Dive Brief:
- Responding to a sharp increase in the number of guns confiscated from students so far this year, the Clark County School District (CCSD) in Nevada announced that in the next few weeks it will start conducting random searches of middle and high school students, the Las Vegas Review-Journal reports.
- The policy comes after a series of gun scares and violent acts on campuses throughout the school system, which includes Las Vegas and surrounding areas. In one instance, an 18-year-old high school student was shot and killed. So far this year, district officials have found 11 students in possession of a gun, up from five the same time last year.
- Under the new policy, students in classrooms randomly selected by a computer will be asked to line up at a designated search area. School administrators will then search their belongings and scan each student with a hand-held metal detector.
Dive Insight:
As the paper reports, the CCSD policy “has sparked debate among parents, students and educators over the proper balance between privacy and safety.” Such is the case with similar practices in other school districts throughout the country, including a longstanding student search policy in the Los Angeles Unified School District. One study found that in the 2013-2015 school years, LAUSD administrators confiscated many more school supplies than weapons (zero guns, 37 knives).
The low number of confiscated weapons led proponents to tout the program’s effectiveness. Critics, however, say the numbers are proof that the search policy creates more problems than it solves – that instead of finding weapons, it fosters distrust between students, teachers and staff, and the searches often discriminate against certain groups of students.

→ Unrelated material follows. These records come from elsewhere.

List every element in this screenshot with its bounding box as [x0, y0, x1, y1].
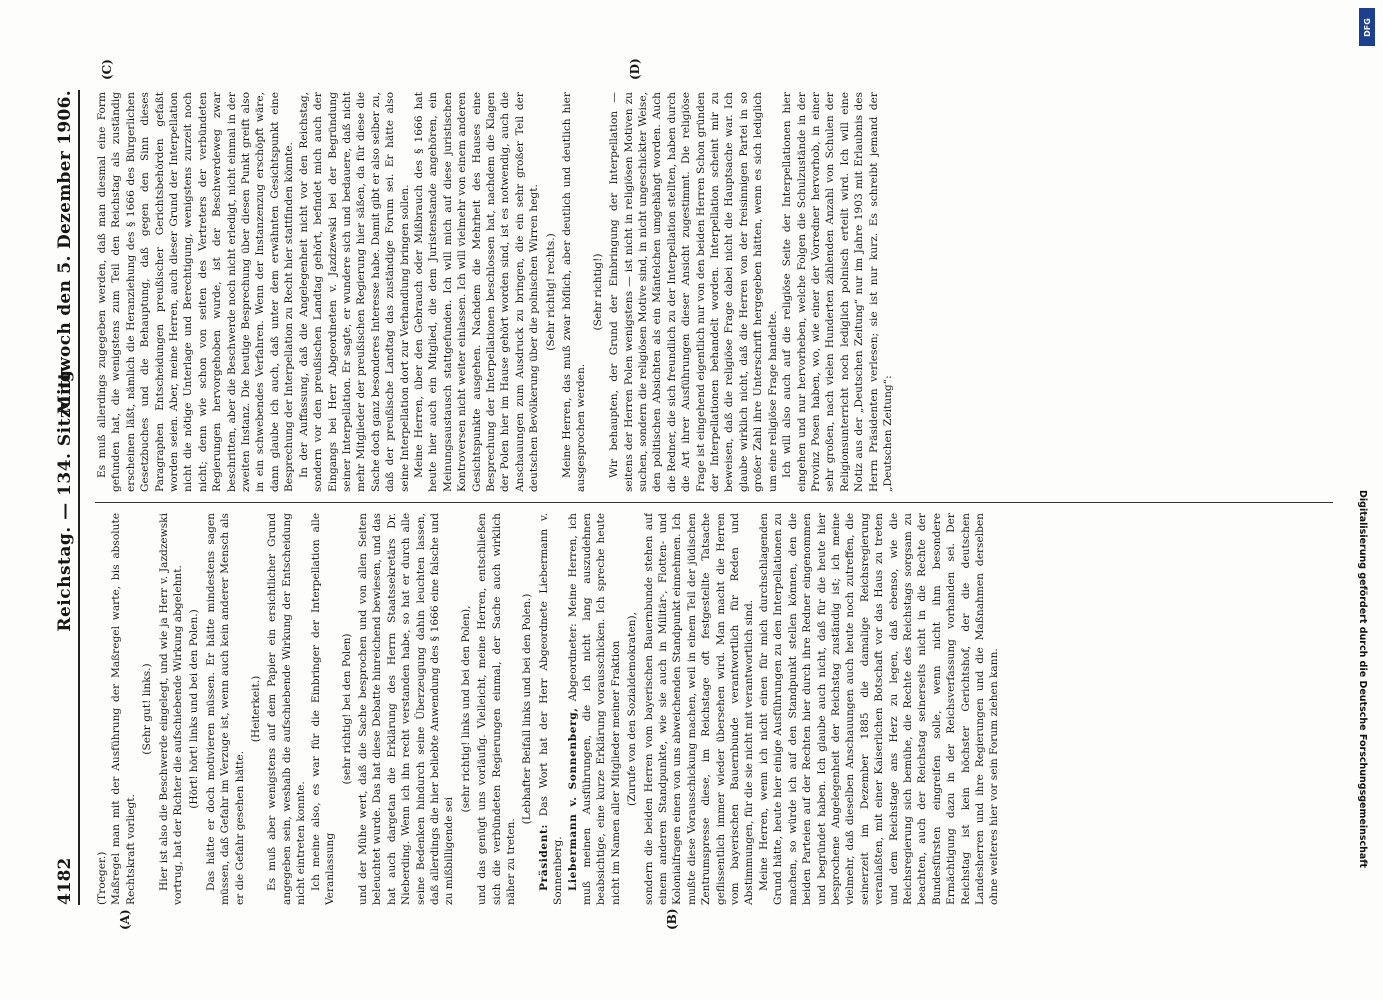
interjection: (Sehr gut! links.)	[141, 663, 154, 755]
page-number: 4182	[55, 857, 75, 905]
interjection: (Heiterkeit.)	[250, 675, 263, 743]
column-divider	[95, 502, 1333, 503]
paragraph: Meine Herren, das muß zwar höflich, aber deutlich und deutlich hier ausgesprochen werden.	[561, 92, 588, 492]
statement-text: Das Wort hat der Herr Abgeordnete Liebermann v. Sonnenberg.	[537, 513, 565, 905]
dfg-logo-text: DFG	[1362, 17, 1372, 37]
paragraph: Es muß allerdings zugegeben werden, daß man diesmal eine Form gefunden hat, die wenigstens zum Teil den Reichstag als zuständig erscheinen läßt, nämlich die Heranziehung des § 1666 des Bürgerlichen Gesetzbuches und die Behauptung, daß gegen den Sinn dieses Paragraphen Entscheidungen preußischer Gerichtsbehörden gefaßt worden seien. Aber, meine Herren, auch dieser Grund der Interpellation nicht die nötige Unterlage und Berechtigung, wenigstens zurzeit noch nicht; denn wie schon von seiten des Vertreters der verbündeten Regierungen hervorgehoben wurde, ist der Beschwerdeweg zwar beschritten, aber die Beschwerde noch nicht erledigt, nicht einmal in der zweiten Instanz. Die heutige Besprechung über diesen Punkt greift also in ein schwebendes Verfahren. Wenn der Instanzenzug erschöpft wäre, dann glaube ich auch, daß unter dem erwähnten Gesichtspunkt eine Besprechung der Interpellation zu Recht hier stattfinden könnte.	[96, 92, 296, 492]
paragraph: Wir behaupten, der Grund der Einbringung der Interpellation — seitens der Herren Polen wenigstens — ist nicht in religiösen Motiven zu suchen, sondern die religiösen Motive sind, in nicht ungeschickter Weise, den politischen Absichten als ein Mäntelchen umgehängt worden. Auch die Redner, die sich freundlich zu der Interpellation stellten, haben durch die Art ihrer Ausführungen dieser Ansicht zugestimmt. Die religiöse Frage ist eingehend eigentlich nur von den beiden Herren Schon gründen der Interpellationen behandelt worden. Interpellation scheint mir zu beweisen, daß die religiöse Frage dabei nicht die Hauptsache war. Ich glaube wirklich nicht, daß die Herren von der freisinnigen Partei in so großer Zahl ihre Unterschrift hergegeben hätten, wenn es sich lediglich um eine religiöse Frage handelte.	[608, 92, 779, 492]
paragraph: Ich meine also, es war für die Einbringer der Interpellation alle Veranlassung	[309, 513, 337, 905]
right-column	[95, 92, 1343, 492]
paragraph: Hier ist also die Beschwerde eingelegt, und wie ja Herr v. Jazdzewski vortrug, hat der Richter die aufschiebende Wirkung abgelehnt.	[157, 513, 185, 905]
paragraph: Ich will also auch auf die religiöse Seite der Interpellationen hier eingehen und nur hervorheben, welche Folgen die Schulzustände in der Provinz Posen haben, wo, wie einer der Vorredner hervorhob, in einer sehr großen, nach vielen Hunderten zählenden Anzahl von Schulen der Religionsunterricht noch lediglich polnisch erteilt wird. Ich will eine Notiz aus der „Deutschen Zeitung“ nur im Jahre 1903 mit Erlaubnis des Herrn Präsidenten verlesen; sie ist nur kurz. Es schreibt jemand der „Deutschen Zeitung“:	[781, 92, 894, 492]
president-statement	[537, 513, 566, 905]
interjection: (Sehr richtig! rechts.)	[544, 233, 557, 351]
digitization-credit-strip	[1356, 0, 1380, 1000]
paragraph: Maßregel man mit der Ausführung der Maßregel warte, bis absolute Rechtskraft vorliegt.	[110, 513, 137, 905]
paragraph: Das hätte er doch motivieren müssen. Er hätte mindestens sagen müssen, daß Gefahr im Verzuge ist, wenn auch kein anderer Mensch als er die Gefahr gesehen hätte.	[204, 513, 246, 905]
interjection: (Hört! hört! links und bei den Polen.)	[188, 609, 201, 809]
dfg-logo	[1359, 8, 1375, 46]
interjection: (sehr richtig! bei den Polen)	[340, 633, 353, 785]
running-title: Reichstag. — 134. Sitzung.	[55, 363, 75, 632]
paragraph: Meine Herren, wenn ich nicht einen für mich durchschlagenden Grund hätte, heute hier einige Ausführungen zu den Interpellationen zu machen, so würde ich auf den Standpunkt stellen können, den die beiden Parteien auf der Rechten hier durch ihre Redner eingenommen und begründet haben. Ich glaube auch nicht, daß für die heute hier besprochene Angelegenheit der Reichstag zuständig ist; ich meine vielmehr, daß dieselben Anschauungen auch heute noch zutreffen, die seinerzeit im Dezember 1885 die damalige Reichsregierung veranlaßten, mit einer Kaiserlichen Botschaft vor das Haus zu treten und dem Reichstage ans Herz zu legen, daß ebenso, wie die Reichsregierung sich bemühe, die Rechte des Reichstags sorgsam zu beachten, auch der Reichstag seinerseits nicht in die Rechte der Bundesfürsten eingreifen solle, wenn nicht ihm besondere Ermächtigung dazu in der Reichsverfassung vorhanden sei. Der Reichstag ist kein höchster Gerichtshof, der die deutschen Landesherren und ihre Regierungen und die Maßnahmen derselben ohne weiteres hier vor sein Forum ziehen kann.	[757, 513, 1001, 905]
paragraph: und das genügt uns vorläufig. Vielleicht, meine Herren, entschließen sich die verbündeten Regierungen einmal, der Sache auch wirklich näher zu treten.	[476, 513, 517, 905]
margin-letter-a: (A)	[118, 909, 132, 930]
digitization-credit: Digitalisierung gefördert durch die Deutsche Forschungsgemeinschaft	[1357, 490, 1368, 868]
speech-opening	[566, 513, 624, 905]
margin-letter-d: (D)	[628, 58, 642, 80]
speaker-note: (Troeger.)	[96, 851, 108, 905]
interjection: (Zurufe von den Sozialdemokraten),	[626, 612, 639, 806]
session-date: Mittwoch den 5. Dezember 1906.	[55, 90, 75, 415]
page-header	[52, 90, 80, 905]
paragraph: Es muß aber wenigstens auf dem Papier ein ersichtlicher Grund angegeben sein, weshalb die aufschiebende Wirkung der Entscheidung nicht eintreten konnte.	[266, 513, 308, 905]
left-column	[95, 513, 1343, 905]
paragraph: Meine Herren, über den Gebrauch oder Mißbrauch des § 1666 hat heute hier auch ein Mitglied, die dem Juristenstande angehören, ein Meinungsaustausch stattgefunden. Ich will mich auf diese juristischen Kontroversen nicht weiter einlassen. Ich will vielmehr von einem anderen Gesichtspunkte ausgehen. Nachdem die Mehrheit des Hauses eine Besprechung der Interpellationen beschlossen hat, nachdem die Klagen der Polen hier im Hause gehört worden sind, ist es notwendig, auch die Anschauungen zum Ausdruck zu bringen, die ein sehr großer Teil der deutschen Bevölkerung über die polnischen Wirren hegt.	[412, 92, 541, 492]
speaker-name: Liebermann v. Sonnenberg,	[566, 707, 579, 891]
interjection: (Lebhafter Beifall links und bei den Polen.)	[521, 593, 534, 825]
paragraph: und der Mühe wert, daß die Sache besprochen und von allen Seiten beleuchtet wurde. Das hat diese Debatte hinreichend bewiesen, und das hat auch dargetan die Erklärung des Herrn Staatssekretärs Dr. Nieberding. Wenn ich ihn recht verstanden habe, so hat er durch alle seine Bedenken hindurch seine Überzeugung dahin leuchten lassen, daß allerdings die hier beliebte Anwendung des § 1666 eine falsche und zu mißbilligende sei	[356, 513, 456, 905]
interjection: (Sehr richtig!)	[591, 253, 604, 331]
statement-text: Abgeordneter: Meine Herren, ich muß meinen Ausführungen, die ich nicht lang auszudehnen beabsichtige, eine kurze Erklärung vorausschicken. Ich spreche heute nicht im Namen aller Mitglieder meiner Fraktion	[566, 513, 622, 905]
speaker-name: Präsident:	[537, 823, 550, 891]
margin-letter-b: (B)	[665, 908, 679, 930]
paragraph: In der Auffassung, daß die Angelegenheit nicht vor den Reichstag, sondern vor den preußischen Landtag gehört, befindet mich auch der Eingangs bei Herr Abgeordneten v. Jazdzewski bei der Begründung seiner Interpellation. Er sagte, er wundere sich und bedauere, daß nicht mehr Mitglieder der preußischen Regierung hier säßen, da für diese die Sache doch ganz besonderes Interesse habe. Damit gibt er also selber zu, daß der preußische Landtag das zuständige Forum sei. Er hätte also seine Interpellation dort zur Verhandlung bringen sollen.	[297, 92, 411, 492]
interjection: (sehr richtig! links und bei den Polen),	[459, 605, 472, 813]
margin-letter-c: (C)	[100, 59, 114, 80]
paragraph: sondern die beiden Herren vom bayerischen Bauernbunde stehen auf einem anderen Standpunkte, wie sie auch in Militär-, Flotten- und Kolonialfragen einen von uns abweichenden Standpunkt einnehmen. Ich mußte diese Vorausschickung machen, weil in einem Teil der jüdischen Zentrumspresse diese, im Reichstage oft festgestellte Tatsache geflissentlich immer wieder übersehen wird. Man macht die Herren vom bayerischen Bauernbunde verantwortlich für Reden und Abstimmungen, für die sie nicht mit verantwortlich sind.	[642, 513, 756, 905]
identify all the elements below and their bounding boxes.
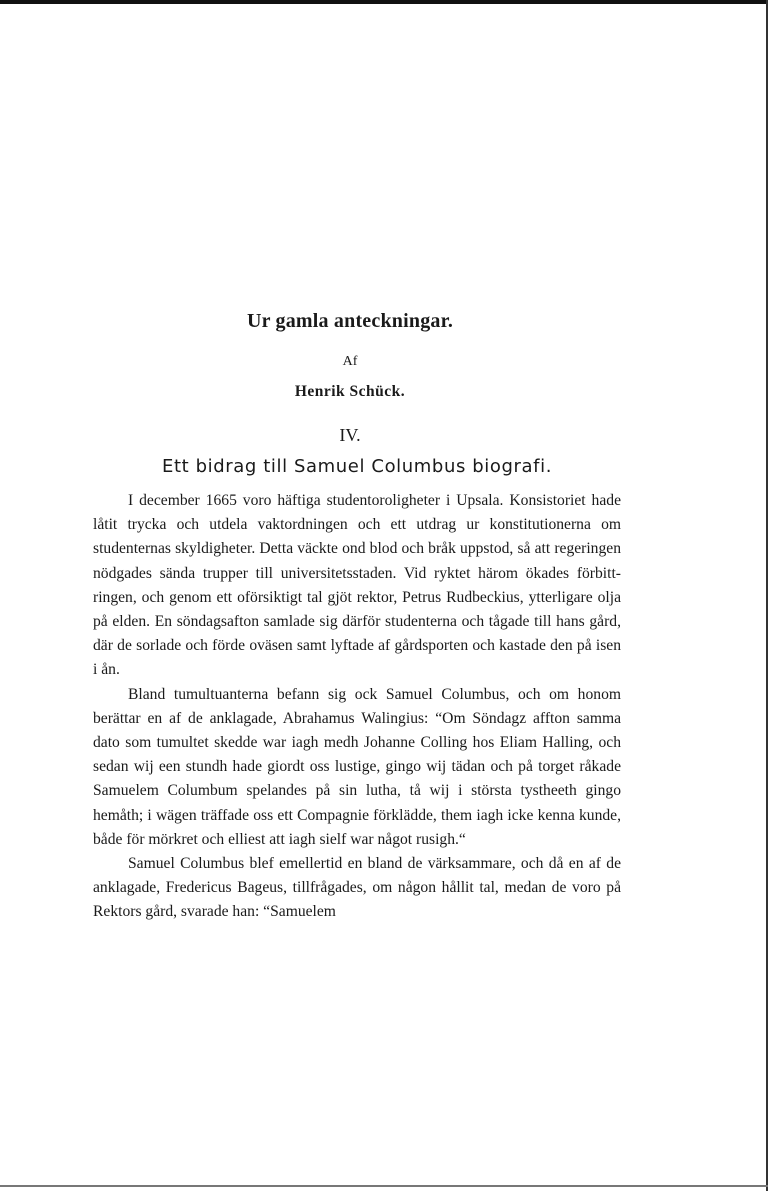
part-number: IV. xyxy=(339,425,361,445)
scan-bottom-border xyxy=(0,1185,768,1187)
body-text xyxy=(93,489,621,925)
section-subtitle: Ett bidrag till Samuel Columbus biografi. xyxy=(161,456,553,477)
paragraph: I december 1665 voro häftiga studentoroligheter i Upsala. Konsistoriet hade låtit trycka och utdela vaktordningen och ett utdrag ur konstitutionerna om studenternas skyldigheter. Detta väckte ond blod och bråk uppstod, så att regeringen nödgades sända trupper till universitetsstaden. Vid ryktet härom ökades förbittringen, och genom ett oförsiktigt tal gjöt rektor, Petrus Rudbeckius, ytterligare olja på elden. En söndagsafton samlade sig därför studenterna och tågade till hans gård, där de sorlade och förde oväsen samt lyftade af gårdsporten och kastade den på isen i ån. xyxy=(93,492,621,679)
paragraph: Bland tumultuanterna befann sig ock Samuel Columbus, och om honom berättar en af de anklagade, Abrahamus Walingius: “Om Söndagz affton samma dato som tumultet skedde war iagh medh Johanne Colling hos Eliam Halling, och sedan wij een stundh hade giordt oss lustige, gingo wij tädan och på torget råkade Samuelem Columbum spelandes på sin lutha, tå wij i största tystheeth gingo hemåth; i wägen träffade oss ett Compagnie förklädde, them iagh icke kenna kunde, både för mörkret och elliest att iagh sielf war något rusigh.“ xyxy=(93,685,621,848)
scan-top-border xyxy=(0,0,768,4)
article-title: Ur gamla anteckningar. xyxy=(246,310,454,332)
author-name: Henrik Schück. xyxy=(294,383,406,400)
byline-af: Af xyxy=(342,354,358,369)
paragraph: Samuel Columbus blef emellertid en bland de värksammare, och då en af de anklagade, Fredericus Bageus, tillfrågades, om någon hållit tal, medan de voro på Rektors gård, svarade han: “Samuelem xyxy=(93,855,621,921)
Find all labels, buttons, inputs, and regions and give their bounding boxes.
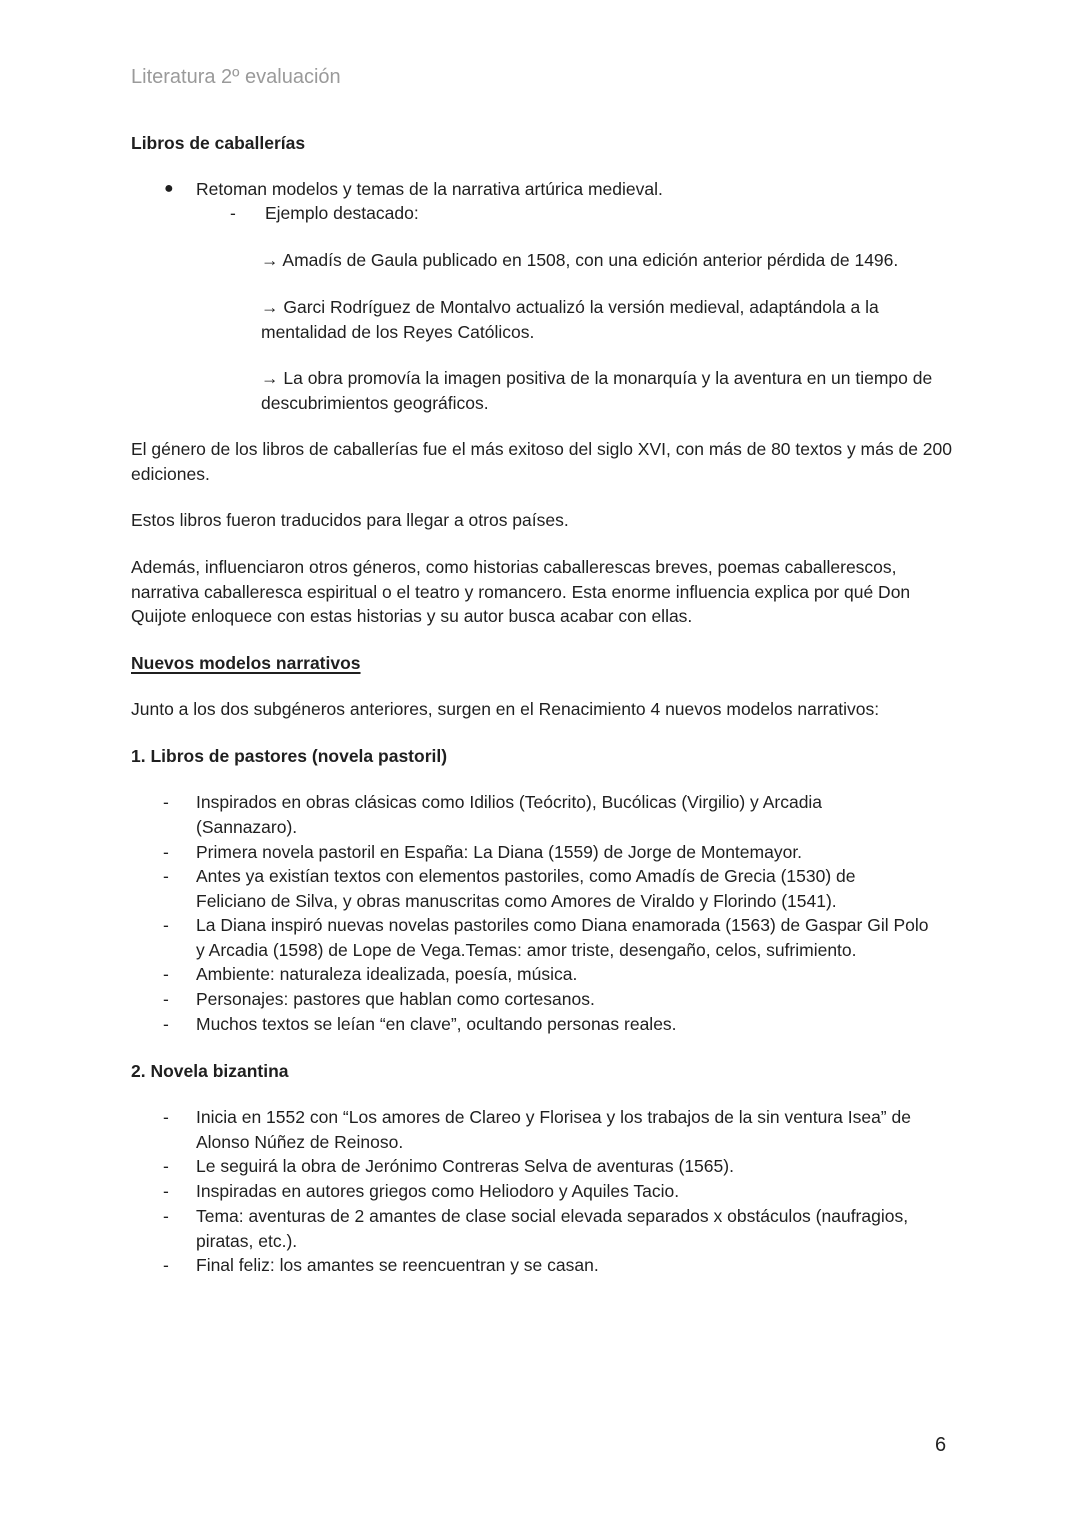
- page-number: 6: [935, 1434, 947, 1456]
- subsection-title-bizantina: 2. Novela bizantina: [131, 1061, 289, 1081]
- arrow-item: → La obra promovía la imagen positiva de la monarquía y la aventura en un tiempo de descubrimientos geográficos.: [261, 368, 933, 413]
- dash-marker: -: [230, 203, 236, 223]
- arrow-item: → Garci Rodríguez de Montalvo actualizó la versión medieval, adaptándola a la mentalidad de los Reyes Católicos.: [261, 297, 879, 342]
- list-item: Le seguirá la obra de Jerónimo Contreras Selva de aventuras (1565).: [196, 1156, 734, 1176]
- paragraph: Además, influenciaron otros géneros, como historias caballerescas breves, poemas caballerescos, narrativa caballeresca espiritual o el teatro y romancero. Esta enorme influencia explica por qué Don Quijote enloquece con estas historias y su autor busca acabar con ellas.: [131, 557, 911, 626]
- subsection-title-pastores: 1. Libros de pastores (novela pastoril): [131, 746, 448, 766]
- list-item: Tema: aventuras de 2 amantes de clase social elevada separados x obstáculos (naufragios, piratas, etc.).: [196, 1206, 909, 1251]
- document-header: Literatura 2º evaluación: [131, 66, 341, 88]
- dash-marker: -: [163, 1181, 169, 1201]
- subbullet-text: Ejemplo destacado:: [265, 203, 419, 223]
- dash-marker: -: [163, 842, 169, 862]
- bullet-text: Retoman modelos y temas de la narrativa artúrica medieval.: [196, 179, 663, 199]
- list-item: Ambiente: naturaleza idealizada, poesía, música.: [196, 964, 578, 984]
- dash-marker: -: [163, 989, 169, 1009]
- dash-marker: -: [163, 1107, 169, 1127]
- list-item: Inicia en 1552 con “Los amores de Clareo y Florisea y los trabajos de la sin ventura Isea” de Alonso Núñez de Reinoso.: [196, 1107, 911, 1152]
- intro-paragraph: Junto a los dos subgéneros anteriores, surgen en el Renacimiento 4 nuevos modelos narrativos:: [131, 699, 880, 719]
- list-item: Inspiradas en autores griegos como Heliodoro y Aquiles Tacio.: [196, 1181, 680, 1201]
- arrow-item: → Amadís de Gaula publicado en 1508, con una edición anterior pérdida de 1496.: [261, 250, 899, 270]
- section-title-caballerias: Libros de caballerías: [131, 133, 306, 153]
- list-item: Final feliz: los amantes se reencuentran y se casan.: [196, 1255, 599, 1275]
- paragraph: El género de los libros de caballerías fue el más exitoso del siglo XVI, con más de 80 textos y más de 200 ediciones.: [131, 439, 953, 484]
- list-item: Inspirados en obras clásicas como Idilios (Teócrito), Bucólicas (Virgilio) y Arcadia (Sannazaro).: [196, 792, 823, 837]
- list-item: Muchos textos se leían “en clave”, ocultando personas reales.: [196, 1014, 677, 1034]
- dash-marker: -: [163, 915, 169, 935]
- paragraph: Estos libros fueron traducidos para llegar a otros países.: [131, 510, 569, 530]
- section-title-nuevos-modelos: Nuevos modelos narrativos: [131, 653, 361, 673]
- list-item: La Diana inspiró nuevas novelas pastoriles como Diana enamorada (1563) de Gaspar Gil Polo y Arcadia (1598) de Lope de Vega.Temas: amor triste, desengaño, celos, sufrimiento.: [196, 915, 929, 960]
- dash-marker: -: [163, 964, 169, 984]
- dash-marker: -: [163, 866, 169, 886]
- dash-marker: -: [163, 1206, 169, 1226]
- dash-marker: -: [163, 1014, 169, 1034]
- list-item: Primera novela pastoril en España: La Diana (1559) de Jorge de Montemayor.: [196, 842, 803, 862]
- dash-marker: -: [163, 1156, 169, 1176]
- bullet-dot: ●: [164, 180, 174, 197]
- list-item: Antes ya existían textos con elementos pastoriles, como Amadís de Grecia (1530) de Feliciano de Silva, y obras manuscritas como Amores de Viraldo y Florindo (1541).: [196, 866, 856, 911]
- dash-marker: -: [163, 1255, 169, 1275]
- dash-marker: -: [163, 792, 169, 812]
- list-item: Personajes: pastores que hablan como cortesanos.: [196, 989, 595, 1009]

Only 4% of U.S. schools used random, metal-detector checks in the 2015-2016 school year, according to the National Center for Education Statistics. More common practices are the enforcement of a strict dress code (53% of schools) and random dog sniffs to check for drugs (25%). The most common practices and those preferred by the National Education Association are the use of security cameras (81%) and controlling access to school buildings by locking or monitoring doors during school hours (94%).